1) Ask my employer to use the part year method for withholding. I work for a large company with plenty of bureaucracy so I expect I'd just hear laughter on the other end of my phone if I tried this one.

2) Manipulate my W-4 exemptions to lower the amount withheld to be where I expect it. This might be tricky to calculate, and I'm not quite sure if it is allowed. To use an alternative method of calculating exemptions, publication 505 says that "it must take into account only the items of income, adjustments to income, deductions, and tax credits that are taken into account on Form W-4." W-4 doesn't have any place for income so I don't really know how to interpret this.

Are there any other methods that can be used? I'm assuming once it has been withheld there is no way to request a refund until the next january.


I would recommend that you just let things fall where they may.
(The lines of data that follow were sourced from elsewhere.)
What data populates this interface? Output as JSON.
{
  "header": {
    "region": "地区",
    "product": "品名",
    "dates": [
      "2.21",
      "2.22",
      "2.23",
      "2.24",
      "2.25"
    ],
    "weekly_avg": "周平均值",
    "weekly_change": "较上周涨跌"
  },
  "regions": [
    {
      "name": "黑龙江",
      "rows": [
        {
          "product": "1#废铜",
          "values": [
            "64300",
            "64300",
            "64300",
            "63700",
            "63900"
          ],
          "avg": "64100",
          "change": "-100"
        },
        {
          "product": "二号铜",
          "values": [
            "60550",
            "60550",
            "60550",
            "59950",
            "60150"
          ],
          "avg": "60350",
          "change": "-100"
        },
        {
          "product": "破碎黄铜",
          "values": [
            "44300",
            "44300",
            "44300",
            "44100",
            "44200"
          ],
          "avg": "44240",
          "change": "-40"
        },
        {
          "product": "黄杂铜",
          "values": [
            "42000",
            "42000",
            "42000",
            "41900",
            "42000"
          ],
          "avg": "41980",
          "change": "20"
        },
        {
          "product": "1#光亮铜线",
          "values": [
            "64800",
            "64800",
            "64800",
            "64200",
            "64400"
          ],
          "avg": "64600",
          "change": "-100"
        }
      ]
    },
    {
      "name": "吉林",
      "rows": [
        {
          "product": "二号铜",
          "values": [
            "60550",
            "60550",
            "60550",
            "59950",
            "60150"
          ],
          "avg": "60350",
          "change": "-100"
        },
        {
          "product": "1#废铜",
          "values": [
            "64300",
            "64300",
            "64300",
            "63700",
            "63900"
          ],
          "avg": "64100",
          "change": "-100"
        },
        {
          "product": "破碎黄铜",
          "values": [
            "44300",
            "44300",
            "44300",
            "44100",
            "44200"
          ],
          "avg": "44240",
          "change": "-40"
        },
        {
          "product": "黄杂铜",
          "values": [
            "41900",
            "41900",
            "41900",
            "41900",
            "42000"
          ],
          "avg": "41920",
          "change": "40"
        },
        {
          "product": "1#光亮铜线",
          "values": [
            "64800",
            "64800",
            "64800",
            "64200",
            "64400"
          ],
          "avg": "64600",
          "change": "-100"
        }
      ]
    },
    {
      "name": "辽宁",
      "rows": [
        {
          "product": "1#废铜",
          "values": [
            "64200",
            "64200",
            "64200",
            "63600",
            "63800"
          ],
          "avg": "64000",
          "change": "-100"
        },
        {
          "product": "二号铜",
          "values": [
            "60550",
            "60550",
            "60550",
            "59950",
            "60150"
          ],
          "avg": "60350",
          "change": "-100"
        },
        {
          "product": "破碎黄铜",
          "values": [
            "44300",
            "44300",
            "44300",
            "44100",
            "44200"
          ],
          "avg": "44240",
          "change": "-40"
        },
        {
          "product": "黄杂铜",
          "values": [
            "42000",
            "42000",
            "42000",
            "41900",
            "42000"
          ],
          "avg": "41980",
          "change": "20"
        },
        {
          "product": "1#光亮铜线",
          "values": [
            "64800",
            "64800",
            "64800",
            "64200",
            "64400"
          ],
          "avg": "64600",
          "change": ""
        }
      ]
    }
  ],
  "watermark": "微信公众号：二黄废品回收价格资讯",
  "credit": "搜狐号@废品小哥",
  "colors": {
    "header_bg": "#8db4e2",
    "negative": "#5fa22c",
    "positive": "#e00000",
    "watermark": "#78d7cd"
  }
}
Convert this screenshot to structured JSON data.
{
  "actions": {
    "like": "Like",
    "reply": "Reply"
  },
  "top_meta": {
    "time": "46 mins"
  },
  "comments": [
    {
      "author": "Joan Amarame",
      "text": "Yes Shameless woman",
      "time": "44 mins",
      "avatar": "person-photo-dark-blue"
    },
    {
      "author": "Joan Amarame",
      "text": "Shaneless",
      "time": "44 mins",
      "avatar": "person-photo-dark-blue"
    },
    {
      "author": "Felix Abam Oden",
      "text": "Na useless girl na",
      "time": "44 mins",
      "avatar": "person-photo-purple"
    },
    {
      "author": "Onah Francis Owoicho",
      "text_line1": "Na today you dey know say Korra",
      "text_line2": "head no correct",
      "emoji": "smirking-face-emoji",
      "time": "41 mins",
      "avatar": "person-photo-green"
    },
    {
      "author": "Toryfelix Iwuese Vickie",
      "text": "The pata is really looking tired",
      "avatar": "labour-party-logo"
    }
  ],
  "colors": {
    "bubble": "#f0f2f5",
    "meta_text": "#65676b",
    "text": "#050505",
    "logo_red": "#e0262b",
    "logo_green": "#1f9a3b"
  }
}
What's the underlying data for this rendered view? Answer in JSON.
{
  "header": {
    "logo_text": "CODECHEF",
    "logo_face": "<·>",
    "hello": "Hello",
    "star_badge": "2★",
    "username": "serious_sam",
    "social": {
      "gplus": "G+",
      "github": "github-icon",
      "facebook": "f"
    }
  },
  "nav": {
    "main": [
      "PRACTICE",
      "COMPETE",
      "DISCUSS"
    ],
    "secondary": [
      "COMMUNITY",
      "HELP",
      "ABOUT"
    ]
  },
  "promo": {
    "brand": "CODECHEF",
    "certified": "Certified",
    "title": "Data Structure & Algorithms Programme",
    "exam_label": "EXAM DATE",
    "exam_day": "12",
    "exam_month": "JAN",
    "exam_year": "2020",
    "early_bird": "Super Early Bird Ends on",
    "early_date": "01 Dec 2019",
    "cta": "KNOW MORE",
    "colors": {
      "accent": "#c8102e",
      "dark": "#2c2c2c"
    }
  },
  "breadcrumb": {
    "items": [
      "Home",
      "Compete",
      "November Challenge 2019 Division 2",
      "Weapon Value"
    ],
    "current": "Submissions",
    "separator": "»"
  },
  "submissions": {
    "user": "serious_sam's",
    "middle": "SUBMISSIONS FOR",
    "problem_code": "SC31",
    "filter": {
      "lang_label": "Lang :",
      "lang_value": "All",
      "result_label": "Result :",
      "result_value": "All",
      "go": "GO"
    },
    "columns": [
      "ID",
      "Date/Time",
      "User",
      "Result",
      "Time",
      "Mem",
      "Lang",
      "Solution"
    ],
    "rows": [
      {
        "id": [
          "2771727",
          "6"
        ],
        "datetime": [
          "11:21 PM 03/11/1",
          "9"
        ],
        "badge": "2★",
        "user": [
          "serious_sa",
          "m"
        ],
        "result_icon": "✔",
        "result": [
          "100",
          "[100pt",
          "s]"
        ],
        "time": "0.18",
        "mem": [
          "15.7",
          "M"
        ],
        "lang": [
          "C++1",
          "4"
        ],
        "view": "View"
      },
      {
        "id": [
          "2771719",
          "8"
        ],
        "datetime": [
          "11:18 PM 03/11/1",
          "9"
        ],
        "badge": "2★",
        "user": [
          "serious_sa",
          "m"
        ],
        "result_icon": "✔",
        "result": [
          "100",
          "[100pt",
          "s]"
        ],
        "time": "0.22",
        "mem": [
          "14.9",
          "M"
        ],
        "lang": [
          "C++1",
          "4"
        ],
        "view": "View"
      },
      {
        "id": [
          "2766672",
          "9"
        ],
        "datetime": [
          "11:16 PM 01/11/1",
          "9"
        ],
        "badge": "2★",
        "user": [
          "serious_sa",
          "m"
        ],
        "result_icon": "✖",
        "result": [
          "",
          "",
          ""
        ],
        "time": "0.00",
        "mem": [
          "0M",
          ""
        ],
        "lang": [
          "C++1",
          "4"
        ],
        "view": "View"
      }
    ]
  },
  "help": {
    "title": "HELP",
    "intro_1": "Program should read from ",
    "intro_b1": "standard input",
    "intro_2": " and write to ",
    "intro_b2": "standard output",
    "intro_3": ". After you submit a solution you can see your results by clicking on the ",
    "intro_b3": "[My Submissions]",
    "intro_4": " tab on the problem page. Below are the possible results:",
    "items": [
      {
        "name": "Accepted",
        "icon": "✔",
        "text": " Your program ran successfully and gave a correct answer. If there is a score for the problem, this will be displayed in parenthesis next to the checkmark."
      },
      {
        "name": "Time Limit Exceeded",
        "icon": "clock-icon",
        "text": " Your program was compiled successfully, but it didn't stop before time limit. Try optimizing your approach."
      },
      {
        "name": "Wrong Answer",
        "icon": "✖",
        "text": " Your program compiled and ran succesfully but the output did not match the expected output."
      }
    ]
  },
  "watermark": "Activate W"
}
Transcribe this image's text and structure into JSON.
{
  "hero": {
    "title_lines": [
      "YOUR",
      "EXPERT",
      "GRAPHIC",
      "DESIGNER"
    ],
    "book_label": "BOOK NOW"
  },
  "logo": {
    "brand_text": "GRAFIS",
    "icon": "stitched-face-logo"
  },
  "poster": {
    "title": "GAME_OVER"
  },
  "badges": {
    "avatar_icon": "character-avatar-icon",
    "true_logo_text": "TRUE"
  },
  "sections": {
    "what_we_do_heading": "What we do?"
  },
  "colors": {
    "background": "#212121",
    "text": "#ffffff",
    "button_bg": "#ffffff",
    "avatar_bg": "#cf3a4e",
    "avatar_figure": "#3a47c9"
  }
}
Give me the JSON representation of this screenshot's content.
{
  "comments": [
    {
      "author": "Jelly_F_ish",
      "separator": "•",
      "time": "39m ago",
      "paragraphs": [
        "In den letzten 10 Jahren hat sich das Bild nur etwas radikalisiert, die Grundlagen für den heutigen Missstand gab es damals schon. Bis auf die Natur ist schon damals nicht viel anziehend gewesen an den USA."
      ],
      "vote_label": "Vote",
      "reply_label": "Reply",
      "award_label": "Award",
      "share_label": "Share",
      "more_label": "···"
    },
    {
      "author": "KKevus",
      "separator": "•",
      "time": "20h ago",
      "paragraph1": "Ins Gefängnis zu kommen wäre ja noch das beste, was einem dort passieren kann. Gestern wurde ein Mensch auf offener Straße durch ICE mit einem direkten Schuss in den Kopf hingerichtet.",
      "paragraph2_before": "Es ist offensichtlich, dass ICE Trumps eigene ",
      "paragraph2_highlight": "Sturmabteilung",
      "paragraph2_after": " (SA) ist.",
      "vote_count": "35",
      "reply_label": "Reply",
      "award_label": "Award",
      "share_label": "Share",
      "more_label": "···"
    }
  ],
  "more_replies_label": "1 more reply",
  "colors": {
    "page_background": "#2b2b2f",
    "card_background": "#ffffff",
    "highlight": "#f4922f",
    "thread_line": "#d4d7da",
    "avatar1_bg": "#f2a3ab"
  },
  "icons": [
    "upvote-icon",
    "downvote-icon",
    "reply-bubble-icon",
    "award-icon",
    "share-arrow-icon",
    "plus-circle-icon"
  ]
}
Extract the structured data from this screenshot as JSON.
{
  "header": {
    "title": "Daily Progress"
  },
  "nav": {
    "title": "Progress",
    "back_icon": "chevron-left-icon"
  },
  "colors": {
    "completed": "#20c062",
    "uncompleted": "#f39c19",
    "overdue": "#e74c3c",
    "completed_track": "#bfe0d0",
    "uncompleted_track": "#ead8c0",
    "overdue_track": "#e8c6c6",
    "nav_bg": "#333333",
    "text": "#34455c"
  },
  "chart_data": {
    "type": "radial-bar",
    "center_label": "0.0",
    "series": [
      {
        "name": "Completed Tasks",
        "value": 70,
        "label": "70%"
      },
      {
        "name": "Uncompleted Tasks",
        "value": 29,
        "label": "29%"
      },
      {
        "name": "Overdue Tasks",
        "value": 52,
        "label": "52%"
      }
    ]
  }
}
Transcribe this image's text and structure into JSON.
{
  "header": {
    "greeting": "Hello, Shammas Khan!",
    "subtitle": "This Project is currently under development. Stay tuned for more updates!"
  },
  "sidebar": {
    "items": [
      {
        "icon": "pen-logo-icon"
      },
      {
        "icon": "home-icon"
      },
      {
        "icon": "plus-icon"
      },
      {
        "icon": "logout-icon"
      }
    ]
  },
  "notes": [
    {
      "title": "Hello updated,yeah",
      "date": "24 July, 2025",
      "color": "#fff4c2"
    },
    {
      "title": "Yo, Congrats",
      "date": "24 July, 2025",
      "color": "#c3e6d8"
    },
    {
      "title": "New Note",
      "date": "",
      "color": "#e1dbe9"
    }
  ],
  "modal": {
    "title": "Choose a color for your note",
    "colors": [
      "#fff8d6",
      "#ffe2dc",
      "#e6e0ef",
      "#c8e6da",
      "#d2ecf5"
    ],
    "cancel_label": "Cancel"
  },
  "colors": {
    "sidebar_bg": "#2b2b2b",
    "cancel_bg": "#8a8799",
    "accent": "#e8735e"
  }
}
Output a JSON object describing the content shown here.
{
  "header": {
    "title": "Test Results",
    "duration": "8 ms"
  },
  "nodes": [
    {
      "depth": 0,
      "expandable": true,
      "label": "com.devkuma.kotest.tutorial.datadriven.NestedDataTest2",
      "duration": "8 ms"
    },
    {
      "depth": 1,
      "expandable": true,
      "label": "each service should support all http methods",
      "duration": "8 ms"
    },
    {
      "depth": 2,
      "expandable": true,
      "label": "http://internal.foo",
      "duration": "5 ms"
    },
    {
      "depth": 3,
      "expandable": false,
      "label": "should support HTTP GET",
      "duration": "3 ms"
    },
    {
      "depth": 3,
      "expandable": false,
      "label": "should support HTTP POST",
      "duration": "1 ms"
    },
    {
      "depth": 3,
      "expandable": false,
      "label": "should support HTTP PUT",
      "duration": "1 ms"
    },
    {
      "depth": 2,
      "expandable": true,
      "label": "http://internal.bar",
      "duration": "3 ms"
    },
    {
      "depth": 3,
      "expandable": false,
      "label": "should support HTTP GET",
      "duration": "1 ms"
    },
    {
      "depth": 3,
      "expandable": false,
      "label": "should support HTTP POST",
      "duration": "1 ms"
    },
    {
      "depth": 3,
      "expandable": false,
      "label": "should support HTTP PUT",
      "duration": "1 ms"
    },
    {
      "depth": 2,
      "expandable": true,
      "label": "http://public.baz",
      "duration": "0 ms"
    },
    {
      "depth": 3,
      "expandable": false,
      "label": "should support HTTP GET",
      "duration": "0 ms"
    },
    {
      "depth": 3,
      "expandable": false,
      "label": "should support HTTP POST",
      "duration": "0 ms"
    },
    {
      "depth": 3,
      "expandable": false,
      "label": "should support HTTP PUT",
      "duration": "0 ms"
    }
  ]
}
You are right to think that your first method will probably be rejected.

Your second method will work, but still should be avoided. In order to adjust your withholding allowances "correctly", you should complete the worksheet that is part of the full W-4. (Many employers only give you the first page of the W-4). The danger is that should you work longer than you anticipate when you prepare the W-4, you are likely to be significantly underwithheld and subject to penalties.

Unless you're the type of person who doesn't mind continually reviewing your status, you're probably better off overwithholding somewhat and getting the refund the following year.